- Film poster advertising Kuchibiru ni uta o in Japan
- Directed by: Takahiro Miki
- Written by: Yūichi Toyone Yukiko Mochiji
- Based on: Kuchibiru ni uta o by Eiichi Nakata
- Produced by: Masao Teshima Shūichi Nagasawa Masahiko Mizuguchi Shinichirō Tsuzuki Riichirō Nakamura
- Starring: Yui Aragaki; Fumino Kimura; Kenta Kiritani; Yuri Tsunematsu; Shōta Shimoda;
- Cinematography: Kōichi Nakayama
- Edited by: Junichi Itō
- Music by: Suguru Matsutani
- Production company: Asmik Ace
- Distributed by: Asmik Ace
- Release date: February 28, 2015 (Japan);
- Running time: 132 minutes
- Country: Japan
- Language: Japanese
- Box office: ¥386 million

= Have a Song on Your Lips =

Have a Song on Your Lips (くちびるに歌を, Kuchibiru ni uta o) is a 2015 Japanese film directed by Takahiro Miki and based on a novel of the same title by Eiichi Nakata (a/k/a Otsuichi) published in 2011. The original novel is inspired by a television documentary "Greetings to a 15 year old - Students on the island who walked with songs" (broadcast by NHK in May 2009), which depicts the interaction between Angela Aki (the songwriter of "Letter: Greetings to a 15 Year Old" which was an assigned song for the NHK National School Music Competition in 2008) and junior high school students on Wakamatsu Island in the Goto Islands of Nagasaki Prefecture.
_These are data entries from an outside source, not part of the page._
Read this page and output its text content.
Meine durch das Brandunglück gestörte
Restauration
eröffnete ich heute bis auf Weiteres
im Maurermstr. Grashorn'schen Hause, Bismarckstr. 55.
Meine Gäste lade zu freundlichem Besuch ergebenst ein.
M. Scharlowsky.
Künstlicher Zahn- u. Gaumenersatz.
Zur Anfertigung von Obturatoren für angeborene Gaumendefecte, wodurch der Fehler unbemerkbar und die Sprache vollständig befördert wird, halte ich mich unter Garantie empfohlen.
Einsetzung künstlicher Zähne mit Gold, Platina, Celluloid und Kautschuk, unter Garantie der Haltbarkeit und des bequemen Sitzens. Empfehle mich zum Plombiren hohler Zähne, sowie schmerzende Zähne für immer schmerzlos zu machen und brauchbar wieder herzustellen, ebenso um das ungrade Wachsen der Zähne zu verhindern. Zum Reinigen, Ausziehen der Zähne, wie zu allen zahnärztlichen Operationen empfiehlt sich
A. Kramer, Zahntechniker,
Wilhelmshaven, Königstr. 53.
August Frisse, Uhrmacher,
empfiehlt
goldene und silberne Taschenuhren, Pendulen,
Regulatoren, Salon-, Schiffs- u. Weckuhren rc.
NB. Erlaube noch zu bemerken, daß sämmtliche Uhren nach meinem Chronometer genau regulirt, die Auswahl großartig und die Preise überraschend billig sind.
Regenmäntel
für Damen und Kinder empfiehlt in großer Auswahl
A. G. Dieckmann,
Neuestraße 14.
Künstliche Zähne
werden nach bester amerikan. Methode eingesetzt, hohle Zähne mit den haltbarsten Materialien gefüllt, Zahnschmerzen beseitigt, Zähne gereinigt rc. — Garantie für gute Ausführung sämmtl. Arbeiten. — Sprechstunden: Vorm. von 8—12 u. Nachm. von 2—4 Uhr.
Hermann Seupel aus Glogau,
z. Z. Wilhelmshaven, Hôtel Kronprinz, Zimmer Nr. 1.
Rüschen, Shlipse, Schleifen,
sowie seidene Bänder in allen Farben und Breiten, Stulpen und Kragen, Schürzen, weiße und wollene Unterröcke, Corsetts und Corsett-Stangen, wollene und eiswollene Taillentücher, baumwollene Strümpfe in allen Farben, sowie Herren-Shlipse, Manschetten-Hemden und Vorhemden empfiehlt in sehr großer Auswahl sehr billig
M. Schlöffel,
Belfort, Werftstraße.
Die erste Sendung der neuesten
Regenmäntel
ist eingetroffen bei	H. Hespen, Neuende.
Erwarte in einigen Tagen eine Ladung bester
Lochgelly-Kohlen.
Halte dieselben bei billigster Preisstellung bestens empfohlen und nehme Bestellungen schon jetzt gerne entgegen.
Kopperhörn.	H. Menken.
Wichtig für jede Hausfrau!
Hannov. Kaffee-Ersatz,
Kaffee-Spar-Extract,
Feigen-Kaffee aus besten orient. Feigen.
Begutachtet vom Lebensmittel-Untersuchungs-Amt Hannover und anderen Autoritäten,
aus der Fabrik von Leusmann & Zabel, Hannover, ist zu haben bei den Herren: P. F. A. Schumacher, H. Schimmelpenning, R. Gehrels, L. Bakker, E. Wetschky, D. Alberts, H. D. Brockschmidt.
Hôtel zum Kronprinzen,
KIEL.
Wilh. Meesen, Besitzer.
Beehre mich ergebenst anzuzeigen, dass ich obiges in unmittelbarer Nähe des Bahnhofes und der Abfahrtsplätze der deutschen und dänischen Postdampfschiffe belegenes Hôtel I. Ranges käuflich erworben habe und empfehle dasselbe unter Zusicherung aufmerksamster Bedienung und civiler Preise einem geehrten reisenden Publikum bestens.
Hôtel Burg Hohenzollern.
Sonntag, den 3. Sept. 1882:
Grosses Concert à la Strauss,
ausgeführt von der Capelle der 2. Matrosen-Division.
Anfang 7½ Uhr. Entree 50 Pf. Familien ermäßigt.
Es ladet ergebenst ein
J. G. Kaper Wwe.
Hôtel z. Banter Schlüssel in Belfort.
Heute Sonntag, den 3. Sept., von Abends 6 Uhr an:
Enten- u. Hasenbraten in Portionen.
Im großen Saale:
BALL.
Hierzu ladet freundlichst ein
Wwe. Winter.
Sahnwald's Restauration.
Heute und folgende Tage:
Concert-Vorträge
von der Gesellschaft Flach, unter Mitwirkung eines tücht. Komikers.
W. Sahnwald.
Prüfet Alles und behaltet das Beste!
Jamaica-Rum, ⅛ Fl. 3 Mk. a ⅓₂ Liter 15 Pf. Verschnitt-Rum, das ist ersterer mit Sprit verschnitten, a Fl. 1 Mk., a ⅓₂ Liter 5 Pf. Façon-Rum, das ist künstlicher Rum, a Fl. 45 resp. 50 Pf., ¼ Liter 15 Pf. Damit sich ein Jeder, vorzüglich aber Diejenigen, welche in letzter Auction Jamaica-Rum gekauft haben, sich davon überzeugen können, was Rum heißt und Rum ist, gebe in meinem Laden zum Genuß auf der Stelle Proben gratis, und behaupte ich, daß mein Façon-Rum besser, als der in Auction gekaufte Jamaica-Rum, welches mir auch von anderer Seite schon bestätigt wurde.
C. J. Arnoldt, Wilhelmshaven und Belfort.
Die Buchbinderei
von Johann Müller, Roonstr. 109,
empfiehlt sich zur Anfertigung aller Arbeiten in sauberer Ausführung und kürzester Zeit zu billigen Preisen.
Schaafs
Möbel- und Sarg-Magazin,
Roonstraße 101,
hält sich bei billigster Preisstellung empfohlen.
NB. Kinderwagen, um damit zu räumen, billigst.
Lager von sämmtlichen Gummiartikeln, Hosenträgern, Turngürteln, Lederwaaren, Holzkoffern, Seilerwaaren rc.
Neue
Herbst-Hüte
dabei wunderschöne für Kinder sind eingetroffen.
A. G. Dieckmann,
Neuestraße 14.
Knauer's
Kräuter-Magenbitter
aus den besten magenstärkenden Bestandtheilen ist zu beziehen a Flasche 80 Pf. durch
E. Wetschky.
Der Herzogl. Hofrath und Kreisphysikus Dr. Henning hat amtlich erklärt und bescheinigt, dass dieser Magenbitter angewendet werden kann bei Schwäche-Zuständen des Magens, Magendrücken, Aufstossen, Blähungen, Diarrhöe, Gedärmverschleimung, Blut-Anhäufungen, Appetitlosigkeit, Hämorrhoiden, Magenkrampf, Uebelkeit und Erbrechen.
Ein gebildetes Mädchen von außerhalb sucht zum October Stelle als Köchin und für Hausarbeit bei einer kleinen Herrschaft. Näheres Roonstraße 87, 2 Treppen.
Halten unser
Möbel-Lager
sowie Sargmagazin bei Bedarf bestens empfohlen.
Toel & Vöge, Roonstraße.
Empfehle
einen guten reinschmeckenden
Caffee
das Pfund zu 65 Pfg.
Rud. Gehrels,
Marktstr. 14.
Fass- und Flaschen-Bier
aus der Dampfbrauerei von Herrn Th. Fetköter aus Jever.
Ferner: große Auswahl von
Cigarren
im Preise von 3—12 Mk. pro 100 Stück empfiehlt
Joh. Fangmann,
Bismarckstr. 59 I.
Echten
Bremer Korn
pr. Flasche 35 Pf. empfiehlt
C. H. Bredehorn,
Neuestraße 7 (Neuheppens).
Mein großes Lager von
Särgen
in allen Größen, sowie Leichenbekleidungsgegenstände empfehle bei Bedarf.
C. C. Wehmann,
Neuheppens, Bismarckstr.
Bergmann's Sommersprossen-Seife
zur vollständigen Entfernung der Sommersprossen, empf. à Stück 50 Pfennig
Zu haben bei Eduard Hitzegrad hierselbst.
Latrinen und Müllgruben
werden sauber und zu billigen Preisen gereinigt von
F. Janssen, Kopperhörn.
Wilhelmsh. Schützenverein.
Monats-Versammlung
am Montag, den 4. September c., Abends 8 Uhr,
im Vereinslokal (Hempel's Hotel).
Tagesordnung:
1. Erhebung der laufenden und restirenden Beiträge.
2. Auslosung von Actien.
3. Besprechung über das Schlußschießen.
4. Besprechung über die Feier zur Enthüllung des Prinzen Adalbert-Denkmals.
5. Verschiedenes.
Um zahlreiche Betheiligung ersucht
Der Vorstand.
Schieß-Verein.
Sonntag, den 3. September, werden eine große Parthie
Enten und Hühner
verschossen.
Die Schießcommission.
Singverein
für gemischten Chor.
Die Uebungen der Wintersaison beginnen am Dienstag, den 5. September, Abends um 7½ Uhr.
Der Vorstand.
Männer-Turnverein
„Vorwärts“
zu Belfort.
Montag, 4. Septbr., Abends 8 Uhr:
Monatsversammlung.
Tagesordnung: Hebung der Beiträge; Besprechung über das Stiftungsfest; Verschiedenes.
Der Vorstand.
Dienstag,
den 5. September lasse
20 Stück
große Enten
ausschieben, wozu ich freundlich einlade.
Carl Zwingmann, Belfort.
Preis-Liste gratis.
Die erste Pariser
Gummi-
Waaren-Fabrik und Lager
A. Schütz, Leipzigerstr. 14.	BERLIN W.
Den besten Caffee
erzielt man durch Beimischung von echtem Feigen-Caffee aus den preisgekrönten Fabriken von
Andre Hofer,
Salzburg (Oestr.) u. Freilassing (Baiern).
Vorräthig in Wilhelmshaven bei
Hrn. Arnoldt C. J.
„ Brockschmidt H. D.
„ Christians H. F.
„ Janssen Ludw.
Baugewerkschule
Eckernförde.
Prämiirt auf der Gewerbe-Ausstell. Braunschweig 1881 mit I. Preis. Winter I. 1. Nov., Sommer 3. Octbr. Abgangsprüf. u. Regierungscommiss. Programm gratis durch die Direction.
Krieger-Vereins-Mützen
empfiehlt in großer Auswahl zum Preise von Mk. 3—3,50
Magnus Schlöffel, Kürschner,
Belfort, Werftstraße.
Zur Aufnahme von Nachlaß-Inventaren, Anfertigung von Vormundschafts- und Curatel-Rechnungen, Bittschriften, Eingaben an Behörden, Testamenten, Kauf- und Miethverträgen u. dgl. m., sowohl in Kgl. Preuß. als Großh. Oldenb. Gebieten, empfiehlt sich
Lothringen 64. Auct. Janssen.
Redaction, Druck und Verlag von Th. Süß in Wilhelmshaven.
The novel has been adapted into a novel for children as well as a manga of the same title (by Taishi Mori). The film was released on February 28, 2015.

==Plot==
Yuri Kashiwagi, a beautiful and talented pianist suddenly returns to her hometown in Goto Islands. She relieves her friend Haruko, who is on maternity leave, as the advisor for the school chorus. The choir aims to take part in NCon, a choir contest organised by Japanese public broadcaster NHK. However, her arrival attracts many male members to the choir. This creates friction within the previously all-female choir.

==See also==
- Cäsar Flaischlen: Have Sunshine in Your Heart — Part of the poem "Hab' ein Lied auf den Lippen, verlier nie den Mut, hab' Sonne im Herzen (Have a song on your lips, never lose heart, have sunshine in your heart)" is quoted in the film.